Ох и разошлась же я с Риго, просто жуть. Бывшая деревенская скромница стала прямо таки дрянной девчонкой. Такие вещи стала вытворять, но только исключительно с моим Риго. Это всё от большой любви к нему.
На следующее утро мы, накупив много вкусностей уже мчались на «Сапсане» в Питер, а спустя 4 часа сидели в электричке на Мартышкино. Подъезжая к нашему дому, мы проехали по родным мне улицам и сердце защемило от тоски по детству.
– Тома! Как зовут маму?
– Глафира Васильевна. Можно просто Глаша.
– Значит мама Глаша.
Мама знала расписание электричек наизусть и встречала нас прямо у калитки.
– Мамулька, здравствуй!
– Добрый вечер Глафира Васильевна! Меня зовут Риго.

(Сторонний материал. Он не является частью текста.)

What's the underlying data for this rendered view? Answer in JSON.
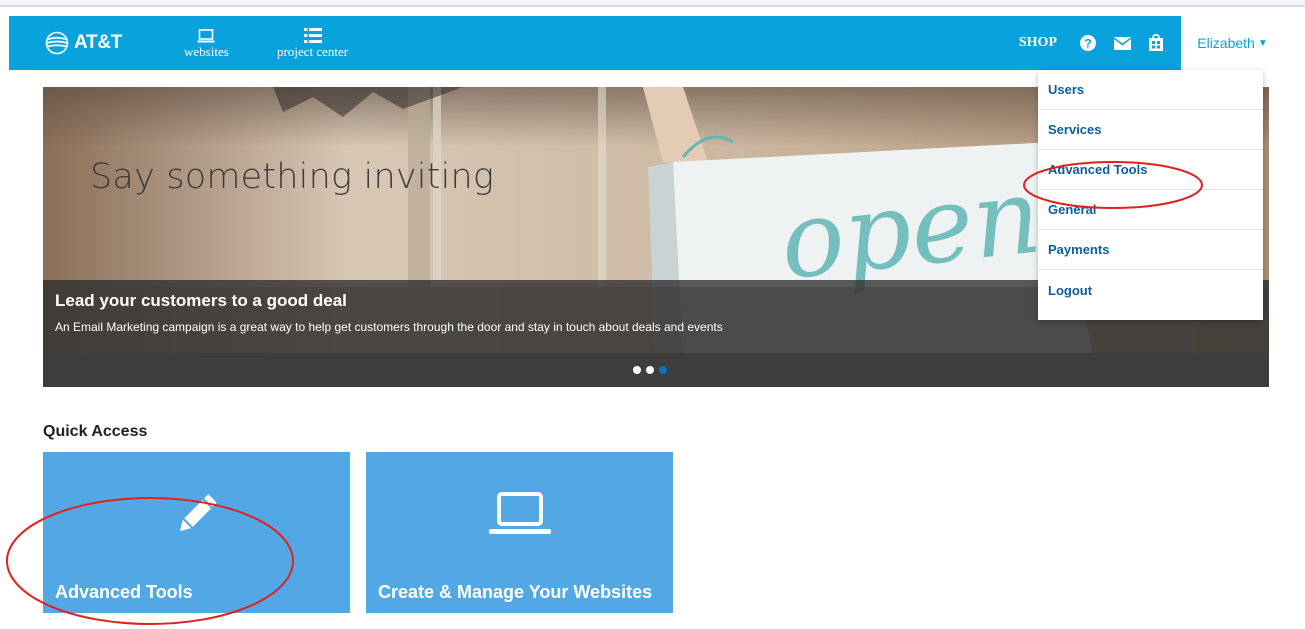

– Здравствуйте мои дорогие. Проходите в дом.
А дома ничего не изменилось. Тот же старенький буфет, те же белые занавесочки на окнах, та же тахта над которой висит коврик с изображением волка и семерых козлят. Но самым главным в доме была русская печь, занимающая треть комнаты и создающая неповторимый уют семейного очага.
Печь была жарко натоплена и распространяла приятное тепло.
– Садитесь мои дорогие. Небось проголодались после долгой дороги. Я вам пироги напекла, блины.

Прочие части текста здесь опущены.